Around July 2004, Bartolata was diagnosed with Post-Traumatic Stress Disorder (PTSD), an anxiety ailment common to military veterans that can manifest in different ways. Bartolata's condition resulted in insomnia and depression. However, the "military mentality" kept him from seeking treatment for nearly three years.

"It was like being labeled a shit bag in the military. If you went to the psychiatric ward, people said 'oh wow ... why couldn't I think of that? That would have gotten me out of work too.' It was viewed as a cop out."

Bartolata returned from Iraq in October 2004. After one month of leave, he was assigned to a medical surgical ward at the Naval Medical Center in San Diego, California, a placement usually reserved for inexperienced corpsmen and those in training. Bartolata said the assignment felt like a "slap in the face," after his assignment in Iraq. He felt prepared for the responsibility of a leadership position where he could better share his experience and help train fellow corpsmen for deployment.

While he grew to value working with the Vietnam veterans he attended to at the facility, he was somewhat demoralized by the bad placement. "It was a step backwards. I didn't enjoy my time like I thought I would. I had clashes with the leadership." Bartolata began to look forward to leaving the Navy and rejoining the civilian world. He began moonlighting at a private hospital, working twelve-hour shifts on his days off from the naval hospital to save money and to prepare himself for his transition.

During his service, Bartolata earned enough money to put a down payment on a new Acura sports car. He had solid credit and his military paycheck covered the monthly payments.

He officially left the Navy on August 25, 2005. Six years after joining at the age of eighteen, Bartolata was excited about celebrating his upcoming twenty-fourth birthday with friends in Los Angeles. However, this celebration was tainted by the beginning of what would become a downward spiral.
click above for the rest


What is the new rule going to do for veterans like Bartolata? Yesterday I posted the story about Spc. Benjamin Stewart, who must have PTSD based on what he was going through. Stewart is going to spend six months locked up for not wanting to go back to Iraq. This is what he was told when he said he couldn't go back. He will receive a dishonorable discharge.

Lt. Col. Thomas Rickard told Stewart that: "Twenty years ago in Panama we would have stripped a soldier naked, beat him up, thrown him in a van and dumped him for not deploying."


The new rule of not having to prove a traumatic event happened, will not help him because the DOD did not diagnose him and sought to punish him instead.
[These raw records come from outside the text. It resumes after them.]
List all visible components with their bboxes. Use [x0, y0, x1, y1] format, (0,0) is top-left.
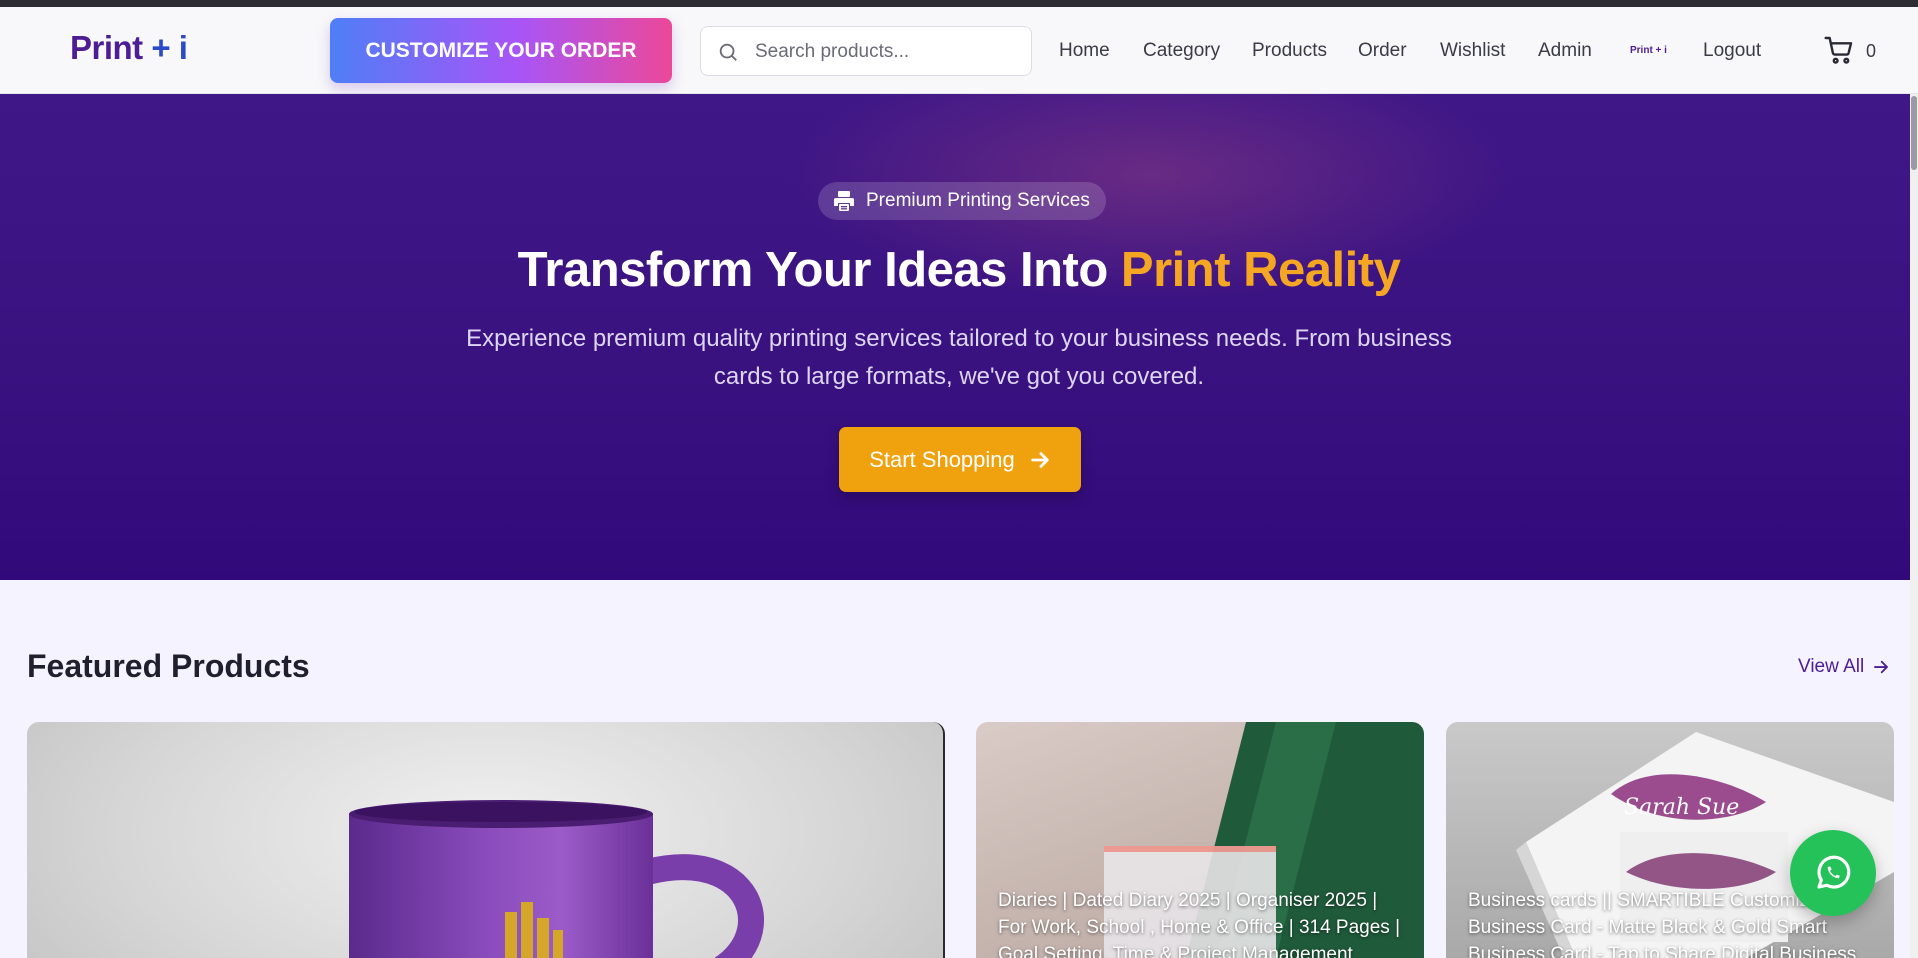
- search-icon: [719, 43, 737, 61]
- nav-admin[interactable]: Admin: [1538, 40, 1592, 62]
- arrow-right-icon: [1874, 660, 1889, 674]
- start-shopping-label: Start Shopping: [869, 446, 1015, 472]
- cart-button[interactable]: [1823, 34, 1855, 70]
- card-brand-text: Sarah Sue: [1624, 795, 1739, 820]
- nav-category[interactable]: Category: [1143, 40, 1220, 62]
- start-shopping-button[interactable]: Start Shopping: [839, 427, 1081, 492]
- scrollbar-thumb[interactable]: [1911, 96, 1917, 170]
- product-title: Diaries | Dated Diary 2025 | Organiser 2…: [998, 890, 1401, 958]
- nav-logout[interactable]: Logout: [1703, 40, 1761, 62]
- view-all-label: View All: [1798, 656, 1865, 677]
- product-card-mug[interactable]: [27, 722, 945, 958]
- hero-section: Premium Printing Services Transform Your…: [0, 94, 1910, 580]
- customize-order-button[interactable]: CUSTOMIZE YOUR ORDER: [330, 18, 672, 83]
- nav-products[interactable]: Products: [1252, 40, 1327, 62]
- logo-plus: +: [151, 29, 171, 66]
- hero-title-accent: Print Reality: [1120, 243, 1401, 297]
- printer-icon: [834, 191, 854, 211]
- search-input[interactable]: [755, 37, 1015, 67]
- logo-i: i: [178, 29, 188, 66]
- hero-title-main: Transform Your Ideas Into: [517, 243, 1121, 297]
- hero-badge: Premium Printing Services: [818, 182, 1106, 220]
- product-card-diary[interactable]: Diaries | Dated Diary 2025 | Organiser 2…: [976, 722, 1424, 958]
- nav-mini-logo[interactable]: Print + i: [1630, 45, 1667, 56]
- search-box: [700, 26, 1032, 76]
- nav-order[interactable]: Order: [1358, 40, 1407, 62]
- featured-products-title: Featured Products: [27, 648, 310, 684]
- view-all-link[interactable]: View All: [1798, 656, 1890, 678]
- browser-top-strip: [0, 0, 1918, 7]
- mug-image: [349, 800, 764, 958]
- hero-badge-label: Premium Printing Services: [866, 190, 1090, 211]
- cart-icon: [1824, 36, 1853, 64]
- page-scrollbar[interactable]: [1910, 94, 1918, 958]
- cart-count: 0: [1866, 41, 1877, 61]
- nav-wishlist[interactable]: Wishlist: [1440, 40, 1505, 62]
- arrow-right-icon: [1031, 451, 1049, 468]
- site-logo[interactable]: Print + i: [70, 29, 188, 67]
- hero-title: Transform Your Ideas Into Print Reality: [0, 242, 1918, 298]
- whatsapp-button[interactable]: [1790, 830, 1876, 916]
- nav-home[interactable]: Home: [1059, 40, 1110, 62]
- hero-subtitle: Experience premium quality printing serv…: [466, 325, 1452, 390]
- logo-text: Print: [70, 29, 143, 66]
- whatsapp-icon: [1817, 855, 1851, 889]
- site-header: Print + i CUSTOMIZE YOUR ORDER Home Cate…: [0, 7, 1918, 94]
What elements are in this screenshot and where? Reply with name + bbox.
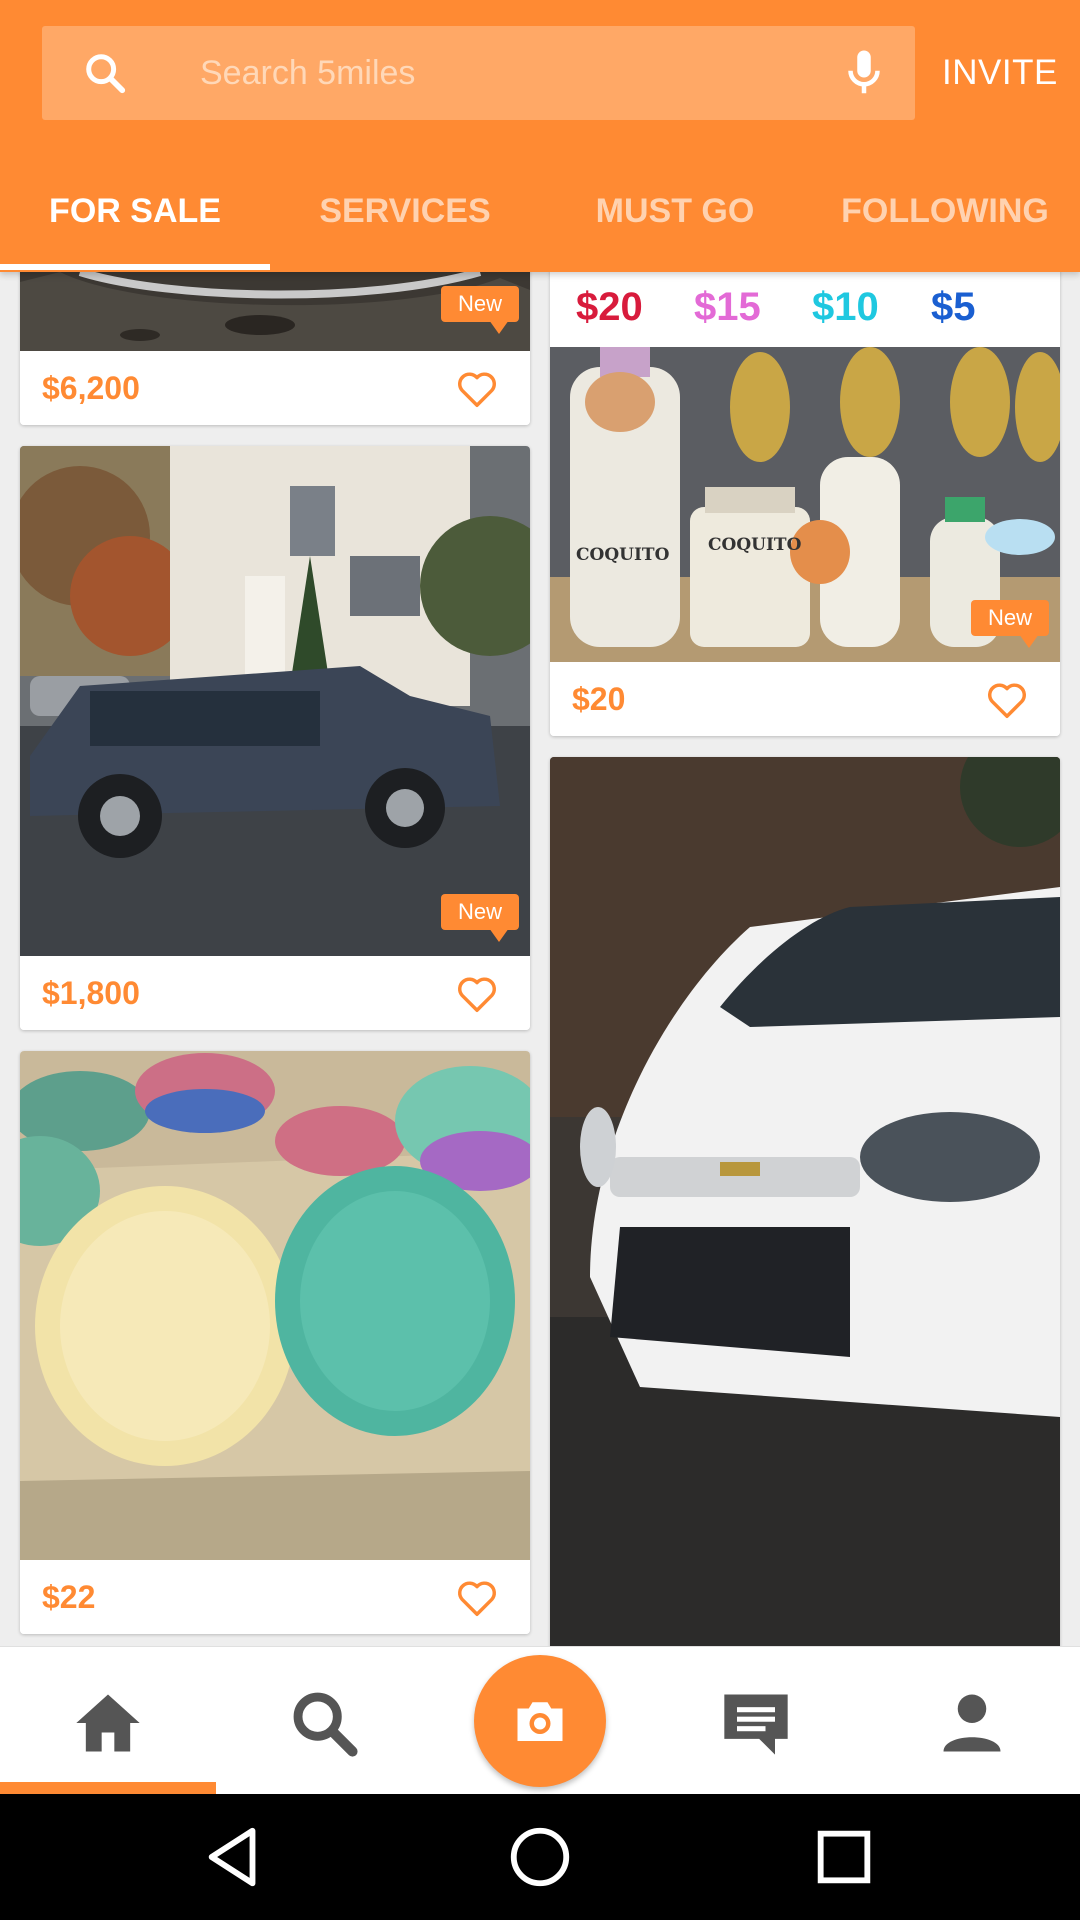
flyer-price: $15 — [694, 285, 761, 329]
search-bar[interactable]: Search 5miles — [42, 26, 915, 120]
search-icon — [293, 1692, 358, 1757]
invite-button[interactable]: INVITE — [942, 26, 1058, 120]
blue-suv-photo — [20, 446, 530, 956]
listing-price: $20 — [572, 681, 626, 717]
listing-card[interactable] — [550, 757, 1060, 1657]
app-bar: Search 5miles INVITE FOR SALE SERVICES M… — [0, 0, 1080, 272]
listing-card[interactable]: New $1,800 — [20, 446, 530, 1030]
tab-must-go[interactable]: MUST GO — [540, 170, 810, 270]
listing-price: $1,800 — [42, 975, 140, 1011]
white-sedan-photo — [550, 757, 1060, 1657]
tab-for-sale[interactable]: FOR SALE — [0, 170, 270, 270]
listing-card[interactable]: $20 $15 $10 $5 COQUITO COQUITO New $20 — [550, 200, 1060, 736]
new-badge: New — [971, 600, 1049, 648]
new-badge: New — [441, 894, 519, 942]
price-row: $1,800 — [20, 956, 530, 1030]
bottle-label: COQUITO — [708, 535, 802, 555]
price-row: $6,200 — [20, 351, 530, 425]
nav-home[interactable] — [0, 1647, 216, 1795]
nav-profile[interactable] — [864, 1647, 1080, 1795]
price-row: $22 — [20, 1560, 530, 1634]
search-icon[interactable] — [82, 50, 128, 96]
listing-card[interactable]: $22 — [20, 1051, 530, 1634]
heart-icon[interactable] — [984, 676, 1030, 722]
active-tab-indicator — [0, 264, 270, 270]
chat-icon — [724, 1694, 788, 1755]
flyer-price: $10 — [812, 285, 879, 329]
heart-icon[interactable] — [454, 1574, 500, 1620]
new-badge: New — [441, 286, 519, 334]
flyer-price-strip: $20 $15 $10 $5 — [550, 272, 1060, 342]
mic-icon[interactable] — [837, 46, 891, 100]
tab-following[interactable]: FOLLOWING — [810, 170, 1080, 270]
person-icon — [943, 1694, 1001, 1752]
flyer-price: $20 — [576, 285, 643, 329]
heart-icon[interactable] — [454, 970, 500, 1016]
nav-messages[interactable] — [648, 1647, 864, 1795]
home-icon — [76, 1694, 140, 1752]
system-navigation-bar — [0, 1794, 1080, 1920]
nav-search[interactable] — [216, 1647, 432, 1795]
search-input[interactable]: Search 5miles — [200, 26, 415, 120]
back-icon[interactable] — [200, 1822, 270, 1892]
listing-price: $22 — [42, 1579, 96, 1615]
flyer-price: $5 — [931, 285, 976, 329]
listing-price: $6,200 — [42, 370, 140, 406]
nav-active-indicator — [0, 1782, 216, 1794]
price-row: $20 — [550, 662, 1060, 736]
heart-icon[interactable] — [454, 365, 500, 411]
home-circle-icon[interactable] — [505, 1822, 575, 1892]
sell-camera-button[interactable] — [474, 1655, 606, 1787]
recents-icon[interactable] — [809, 1822, 879, 1892]
category-tabs: FOR SALE SERVICES MUST GO FOLLOWING — [0, 170, 1080, 270]
camera-icon — [517, 1702, 563, 1741]
tab-services[interactable]: SERVICES — [270, 170, 540, 270]
colorful-plates-photo — [20, 1051, 530, 1560]
bottle-label: COQUITO — [576, 545, 670, 565]
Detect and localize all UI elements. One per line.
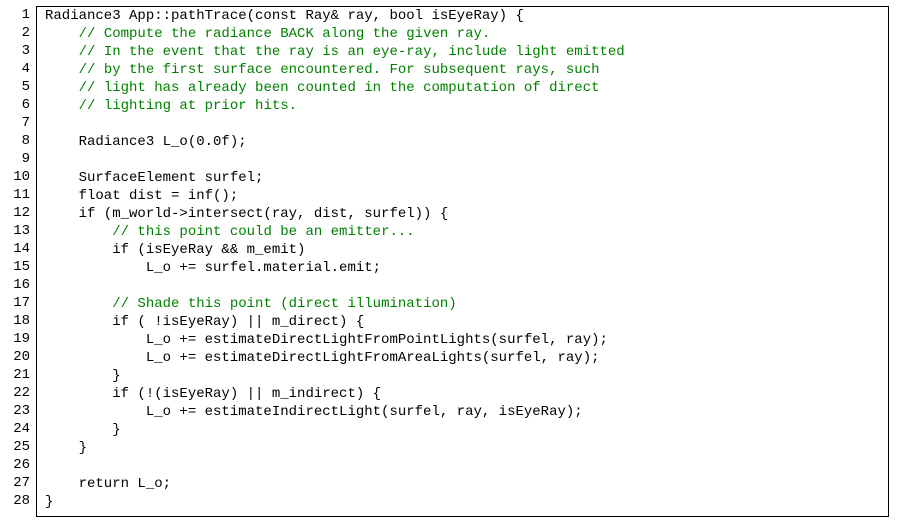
line-number: 6	[6, 96, 30, 114]
code-line: // lighting at prior hits.	[45, 97, 880, 115]
code-text: L_o += estimateIndirectLight(surfel, ray…	[45, 404, 583, 420]
code-text	[45, 98, 79, 114]
code-text: Radiance3 App::pathTrace(const Ray& ray,…	[45, 8, 524, 24]
code-line: SurfaceElement surfel;	[45, 169, 880, 187]
code-line: L_o += estimateIndirectLight(surfel, ray…	[45, 403, 880, 421]
code-line: // by the first surface encountered. For…	[45, 61, 880, 79]
line-number: 20	[6, 348, 30, 366]
code-text	[45, 296, 112, 312]
code-text	[45, 224, 112, 240]
line-number: 23	[6, 402, 30, 420]
code-text: return L_o;	[45, 476, 171, 492]
line-number: 15	[6, 258, 30, 276]
line-number: 4	[6, 60, 30, 78]
line-number: 5	[6, 78, 30, 96]
code-text: float dist = inf();	[45, 188, 238, 204]
code-comment: // this point could be an emitter...	[112, 224, 414, 240]
code-comment: // by the first surface encountered. For…	[79, 62, 600, 78]
line-number: 18	[6, 312, 30, 330]
code-line: }	[45, 367, 880, 385]
line-number: 8	[6, 132, 30, 150]
line-number: 27	[6, 474, 30, 492]
code-text	[45, 80, 79, 96]
code-text: L_o += estimateDirectLightFromAreaLights…	[45, 350, 600, 366]
line-number: 10	[6, 168, 30, 186]
code-text: if (m_world->intersect(ray, dist, surfel…	[45, 206, 448, 222]
code-listing: 1234567891011121314151617181920212223242…	[6, 6, 889, 517]
code-line	[45, 151, 880, 169]
code-line: if (isEyeRay && m_emit)	[45, 241, 880, 259]
page-wrap: 1234567891011121314151617181920212223242…	[0, 0, 897, 523]
code-text: if ( !isEyeRay) || m_direct) {	[45, 314, 364, 330]
code-line: // light has already been counted in the…	[45, 79, 880, 97]
line-number: 17	[6, 294, 30, 312]
code-line: // Compute the radiance BACK along the g…	[45, 25, 880, 43]
code-line	[45, 457, 880, 475]
code-comment: // light has already been counted in the…	[79, 80, 600, 96]
code-text: }	[45, 494, 53, 510]
code-text	[45, 44, 79, 60]
code-comment: // Compute the radiance BACK along the g…	[79, 26, 491, 42]
line-number: 26	[6, 456, 30, 474]
code-line: L_o += surfel.material.emit;	[45, 259, 880, 277]
line-number: 24	[6, 420, 30, 438]
code-line: if ( !isEyeRay) || m_direct) {	[45, 313, 880, 331]
code-line: }	[45, 493, 880, 511]
line-number: 22	[6, 384, 30, 402]
code-line: }	[45, 421, 880, 439]
line-number: 12	[6, 204, 30, 222]
code-text	[45, 62, 79, 78]
code-line: L_o += estimateDirectLightFromAreaLights…	[45, 349, 880, 367]
code-line: // this point could be an emitter...	[45, 223, 880, 241]
code-comment: // Shade this point (direct illumination…	[112, 296, 456, 312]
code-line: Radiance3 L_o(0.0f);	[45, 133, 880, 151]
code-text: }	[45, 368, 121, 384]
code-line: return L_o;	[45, 475, 880, 493]
line-number: 11	[6, 186, 30, 204]
code-text: SurfaceElement surfel;	[45, 170, 263, 186]
line-number: 25	[6, 438, 30, 456]
code-line: }	[45, 439, 880, 457]
line-number: 14	[6, 240, 30, 258]
code-frame: Radiance3 App::pathTrace(const Ray& ray,…	[36, 6, 889, 517]
code-text	[45, 26, 79, 42]
code-comment: // In the event that the ray is an eye-r…	[79, 44, 625, 60]
code-line	[45, 277, 880, 295]
code-line	[45, 115, 880, 133]
code-line: // In the event that the ray is an eye-r…	[45, 43, 880, 61]
code-text: L_o += surfel.material.emit;	[45, 260, 381, 276]
line-number: 1	[6, 6, 30, 24]
line-number: 7	[6, 114, 30, 132]
line-number: 3	[6, 42, 30, 60]
line-number: 2	[6, 24, 30, 42]
code-text: if (!(isEyeRay) || m_indirect) {	[45, 386, 381, 402]
code-line: L_o += estimateDirectLightFromPointLight…	[45, 331, 880, 349]
line-number: 19	[6, 330, 30, 348]
code-line: if (m_world->intersect(ray, dist, surfel…	[45, 205, 880, 223]
code-text: L_o += estimateDirectLightFromPointLight…	[45, 332, 608, 348]
code-comment: // lighting at prior hits.	[79, 98, 297, 114]
code-line: // Shade this point (direct illumination…	[45, 295, 880, 313]
line-number: 16	[6, 276, 30, 294]
code-line: if (!(isEyeRay) || m_indirect) {	[45, 385, 880, 403]
line-number-gutter: 1234567891011121314151617181920212223242…	[6, 6, 36, 517]
line-number: 21	[6, 366, 30, 384]
line-number: 28	[6, 492, 30, 510]
line-number: 13	[6, 222, 30, 240]
code-line: float dist = inf();	[45, 187, 880, 205]
code-line: Radiance3 App::pathTrace(const Ray& ray,…	[45, 7, 880, 25]
code-text: }	[45, 440, 87, 456]
code-text: }	[45, 422, 121, 438]
code-text: if (isEyeRay && m_emit)	[45, 242, 305, 258]
line-number: 9	[6, 150, 30, 168]
code-text: Radiance3 L_o(0.0f);	[45, 134, 247, 150]
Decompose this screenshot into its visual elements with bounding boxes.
What will happen to him and what kind of justice is he getting?

More and more they go to risk their lives, have their minds traumatized in the process and then are abused by their commanders who still refuse to acknowledge PTSD is a wound. More and more they are treated like a "shit bag" because ignorance overrules facts. Shouldn't it matter that these men and women were willing to serve the nation, lay down their lives for the nation, served the nation and then were wounded for doing it?

I take great pleasure in posting the advances the DOD and the VA are making but stories like these prove they both have a lot more work ahead of them. The people of this nation cannot abandon them thinking all is well because it isn't. If we don't keep the pressure on the Congress to take action and enforce the rules of conduct, more will end up homeless, hopeless and more will take their own lives.